Por mais que promover crescimento seja prioridade das duas nações, um relacionamento econômico bilateral forte e saudável tornará mais fácil a empreitada, como os laços econômicos existentes em décadas passadas já comprovaram.

Obviamente, o sucesso do segundo mandato de Obama dependerá muito do ritmo do crescimento econômico – que já se beneficiou do sempre crescente comércio com a China.

Os EUA já superaram a União Europeia e tornaram-se o maior mercado para as exportações chinesas em 2012, mas a China sempre esteve entre os mercados para exportações norte-americanas que mais cresceram ao longo da década passada e não se cansa de empreender esforços para comprar cada vez mais dos EUA. São ótimas notícias para Obama, cuja agenda comercial terá de ver dobrarem as exportações norte-americanas nos próximos cinco anos, para conseguir criar dois milhões de empregos.

Segundo estudo do Conselho de Comércio EUA-China [orig. U.S.-China Business Council (USCBC), importações de boa qualidade e baixo preço vindas da China mantiveram os preços ao consumidor nos EUA relativamente baixos e fizeram aumentar o poder de compra das famílias norte-americanas, ajudando a aumentar o crescimento líquido dos EUA.

Em vez de culpar outros pelo alto desemprego nos EUA, alguns políticos norte-americanos bem fariam se reconhecem o fato óbvio de que comércio robusto com a China realmente ajudou a criar empregos nos EUA, eixo central do discurso “Estado da União” de Obama em 2013.

A mesma pesquisa do USCBC mostrou também que, entre 2001 e 2010, criaram-se três milhões de empregos nos EUA como resultado do aumento das exportações para a China.

Além disso, a mudança rumo a maior crescimento econômico na China hoje em andamento e a promessa reafirmada de abrir ainda mais seus mercados oferecem novas oportunidades de cooperação bilateral em novas áreas, como energia limpa – também prioridade da agenda econômica de Obama.

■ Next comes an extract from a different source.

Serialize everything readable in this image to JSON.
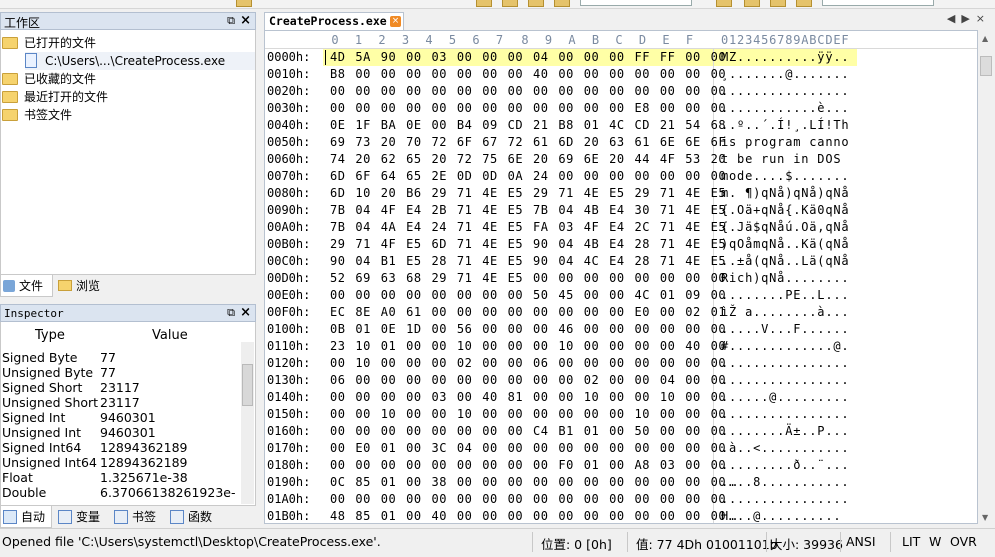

Como beneficiária também dos laços econômicos de ida-e-volta e como a maior credora da dívida pública do governo dos EUA, a China já aposta muito alto no fortalecimento econômico do EUA, que são o maior mercado de produtos chineses de exportação e destino crescente dos investimentos chineses no exterior.

Nesse sentido, repor nos trilhos a economia dos EUA não é desejo só de Obama e dos cidadãos norte-americanos, mas atende também aos interesses da China e, no geral, de todo o mundo.

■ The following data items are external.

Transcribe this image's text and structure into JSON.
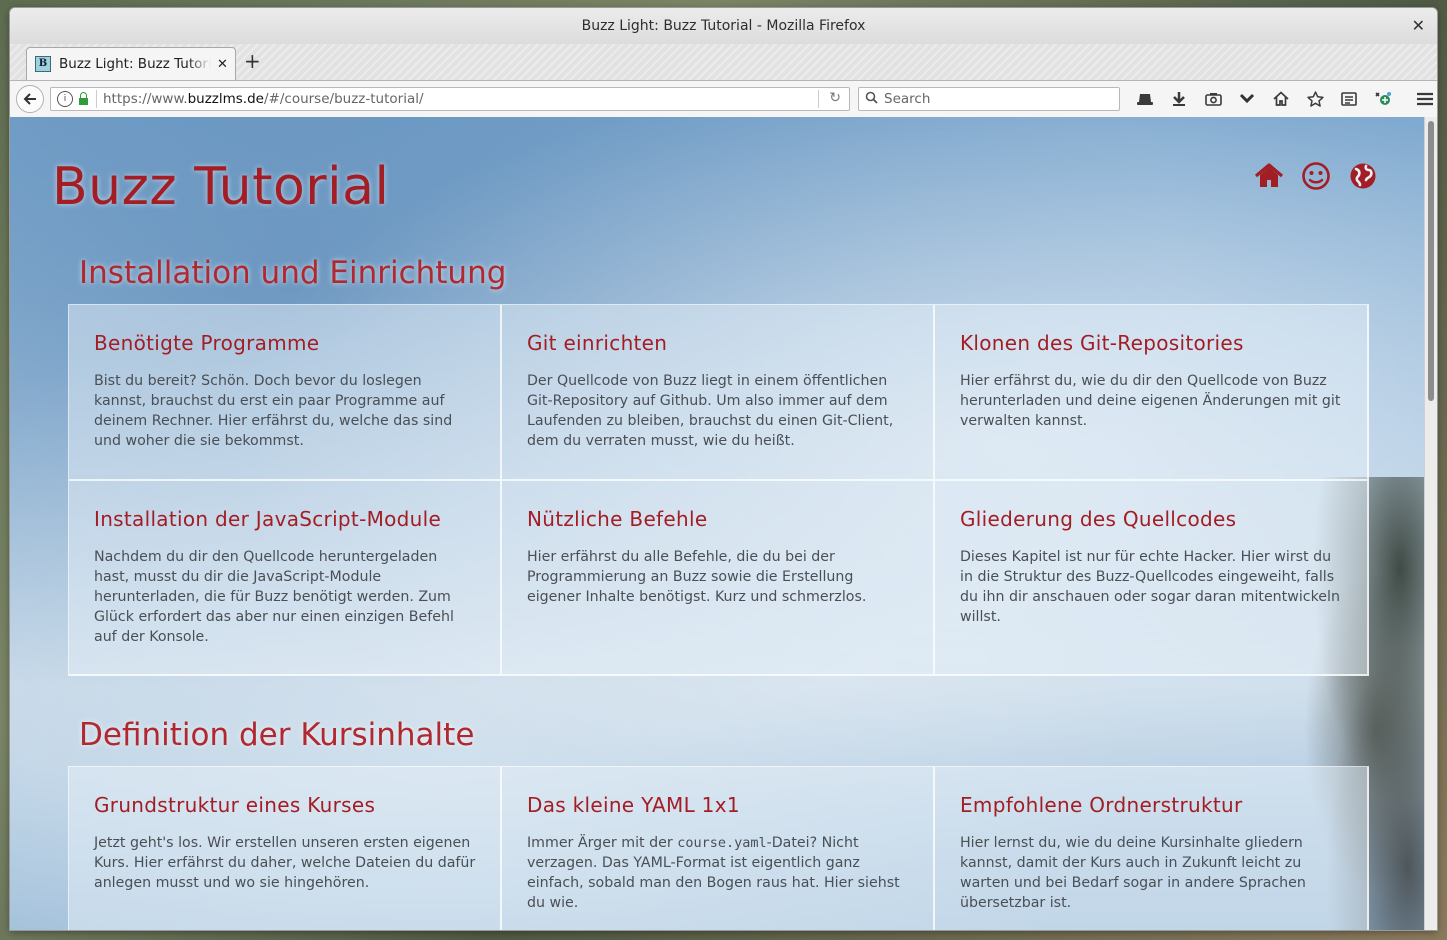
{
  "window": {
    "title": "Buzz Light: Buzz Tutorial - Mozilla Firefox"
  },
  "tab": {
    "favicon_letter": "B",
    "title": "Buzz Light: Buzz Tutorial"
  },
  "nav": {
    "url_prefix": "https://www.",
    "url_domain": "buzzlms.de",
    "url_path": "/#/course/buzz-tutorial/",
    "search_placeholder": "Search"
  },
  "toolbar_icons": [
    "hat-icon",
    "download-icon",
    "screenshot-icon",
    "pocket-icon",
    "home-icon",
    "bookmark-star-icon",
    "reader-icon",
    "extension-icon",
    "menu-icon"
  ],
  "page": {
    "title": "Buzz Tutorial",
    "header_icons": [
      "home-icon",
      "smiley-icon",
      "globe-icon"
    ],
    "accent_color": "#a31d24"
  },
  "sections": [
    {
      "title": "Installation und Einrichtung",
      "cards": [
        {
          "title": "Benötigte Programme",
          "text": "Bist du bereit? Schön. Doch bevor du loslegen kannst, brauchst du erst ein paar Programme auf deinem Rechner. Hier erfährst du, welche das sind und woher die sie bekommst."
        },
        {
          "title": "Git einrichten",
          "text": "Der Quellcode von Buzz liegt in einem öffentlichen Git-Repository auf Github. Um also immer auf dem Laufenden zu bleiben, brauchst du einen Git-Client, dem du verraten musst, wie du heißt."
        },
        {
          "title": "Klonen des Git-Repositories",
          "text": "Hier erfährst du, wie du dir den Quellcode von Buzz herunterladen und deine eigenen Änderungen mit git verwalten kannst."
        },
        {
          "title": "Installation der JavaScript-Module",
          "text": "Nachdem du dir den Quellcode heruntergeladen hast, musst du dir die JavaScript-Module herunterladen, die für Buzz benötigt werden. Zum Glück erfordert das aber nur einen einzigen Befehl auf der Konsole."
        },
        {
          "title": "Nützliche Befehle",
          "text": "Hier erfährst du alle Befehle, die du bei der Programmierung an Buzz sowie die Erstellung eigener Inhalte benötigst. Kurz und schmerzlos."
        },
        {
          "title": "Gliederung des Quellcodes",
          "text": "Dieses Kapitel ist nur für echte Hacker. Hier wirst du in die Struktur des Buzz-Quellcodes eingeweiht, falls du ihn dir anschauen oder sogar daran mitentwickeln willst."
        }
      ]
    },
    {
      "title": "Definition der Kursinhalte",
      "cards": [
        {
          "title": "Grundstruktur eines Kurses",
          "text": "Jetzt geht's los. Wir erstellen unseren ersten eigenen Kurs. Hier erfährst du daher, welche Dateien du dafür anlegen musst und wo sie hingehören."
        },
        {
          "title": "Das kleine YAML 1x1",
          "text_before": "Immer Ärger mit der ",
          "code": "course.yaml",
          "text_after": "-Datei? Nicht verzagen. Das YAML-Format ist eigentlich ganz einfach, sobald man den Bogen raus hat. Hier siehst du wie."
        },
        {
          "title": "Empfohlene Ordnerstruktur",
          "text": "Hier lernst du, wie du deine Kursinhalte gliedern kannst, damit der Kurs auch in Zukunft leicht zu warten und bei Bedarf sogar in andere Sprachen übersetzbar ist."
        }
      ]
    }
  ]
}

Ao longo de muitos anos, a China vem buscando ativamente uma parceria econômica mais forte com os EUA e continua empenhada nessa causa. Simultaneamente, Obama e seu primeiro governo reconheceram a importância de forte relacionamento econômico entre EUA e China e movimentaram-se na direção de fortalecer e aprofundar laços.

Mas, para que se construa padrão sustentável de relacionamento econômico forte e saudável entre EUA e China, exigem-se esforços ainda maiores.

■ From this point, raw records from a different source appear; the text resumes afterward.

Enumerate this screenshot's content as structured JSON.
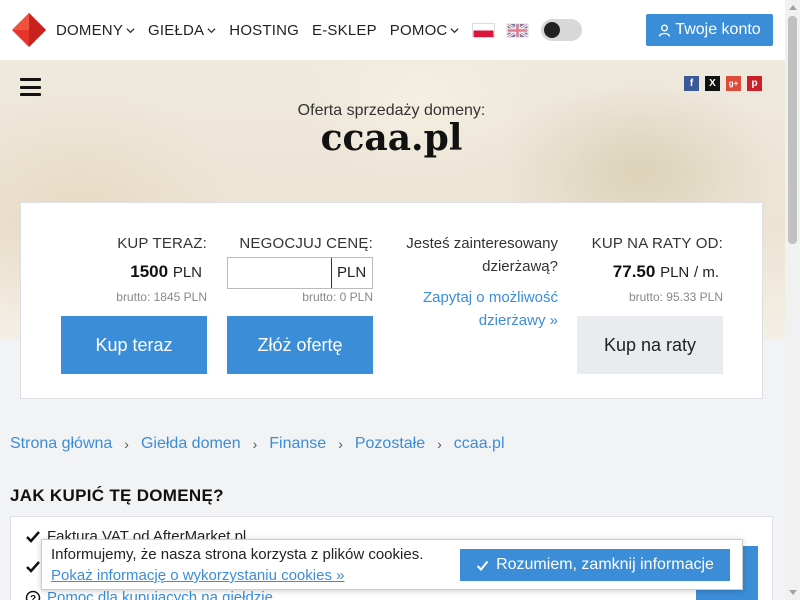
{
  "header": {
    "nav": [
      {
        "label": "DOMENY",
        "dropdown": true
      },
      {
        "label": "GIEŁDA",
        "dropdown": true
      },
      {
        "label": "HOSTING",
        "dropdown": false
      },
      {
        "label": "E-SKLEP",
        "dropdown": false
      },
      {
        "label": "POMOC",
        "dropdown": true
      }
    ],
    "flags": [
      "pl-flag-icon",
      "uk-flag-icon"
    ],
    "account_button": "Twoje konto"
  },
  "hero": {
    "subtitle": "Oferta sprzedaży domeny:",
    "domain": "ccaa.pl",
    "social": [
      "facebook-icon",
      "x-icon",
      "google-plus-icon",
      "pinterest-icon"
    ]
  },
  "offer": {
    "buy": {
      "label": "KUP TERAZ:",
      "price": "1500",
      "currency": "PLN",
      "brutto": "brutto: 1845 PLN",
      "button": "Kup teraz"
    },
    "negotiate": {
      "label": "NEGOCJUJ CENĘ:",
      "value": "",
      "currency": "PLN",
      "brutto": "brutto: 0 PLN",
      "button": "Złóż ofertę"
    },
    "lease": {
      "question": "Jesteś zainteresowany dzierżawą?",
      "link": "Zapytaj o możliwość dzierżawy »"
    },
    "installments": {
      "label": "KUP NA RATY OD:",
      "price": "77.50",
      "currency": "PLN",
      "period": "/ m.",
      "brutto": "brutto: 95.33 PLN",
      "button": "Kup na raty"
    }
  },
  "breadcrumb": [
    "Strona główna",
    "Giełda domen",
    "Finanse",
    "Pozostałe",
    "ccaa.pl"
  ],
  "how_to_buy": {
    "title": "JAK KUPIĆ TĘ DOMENĘ?",
    "items": [
      "Faktura VAT od AfterMarket.pl",
      "",
      "Pomoc dla kupujących na giełdzie"
    ]
  },
  "cookie": {
    "text": "Informujemy, że nasza strona korzysta z plików cookies.",
    "link": "Pokaż informację o wykorzystaniu cookies »",
    "button": "Rozumiem, zamknij informacje"
  },
  "colors": {
    "accent": "#3c8dd7",
    "logo": "#e8342c"
  }
}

Com vistas a esses objetivos, os políticos norte-americanos devem evitar criar dificuldades e obstáculos, como medidas de protecionismo contra o livre comércio, a xenofobia no campo dos investimentos, a guerra monetária e a mentalidade de Guerra Fria, tão evidente na recente decisão de Washington de impor sanções contra empresas chinesas.

Os EUA devem também pôr fim ao vício de culpar outros por seus próprios erros e devem agir de modo mais responsável, para efetivamente superar o caos financeiro e o abismo fiscal.

Ainda mais importante, Washington deve aprender a ver os laços econômicos com a China sob a perspectiva correta de mais longo prazo, e evitar o risco mortal de vender esse importante relacionamento, em troca de ganhos políticos de curtíssimo prazo.

A prosperidade do mundo, inclusive de China e EUA, exige laços mais fortes entre as duas maiores economias do mundo. Por tudo isso, construir sobre esforços passados e fazer avançar esse relacionamento será escolha inteligente, da qual Obama não deve fugir, agora que tenta pôr em andamento a agenda de seu segundo governo.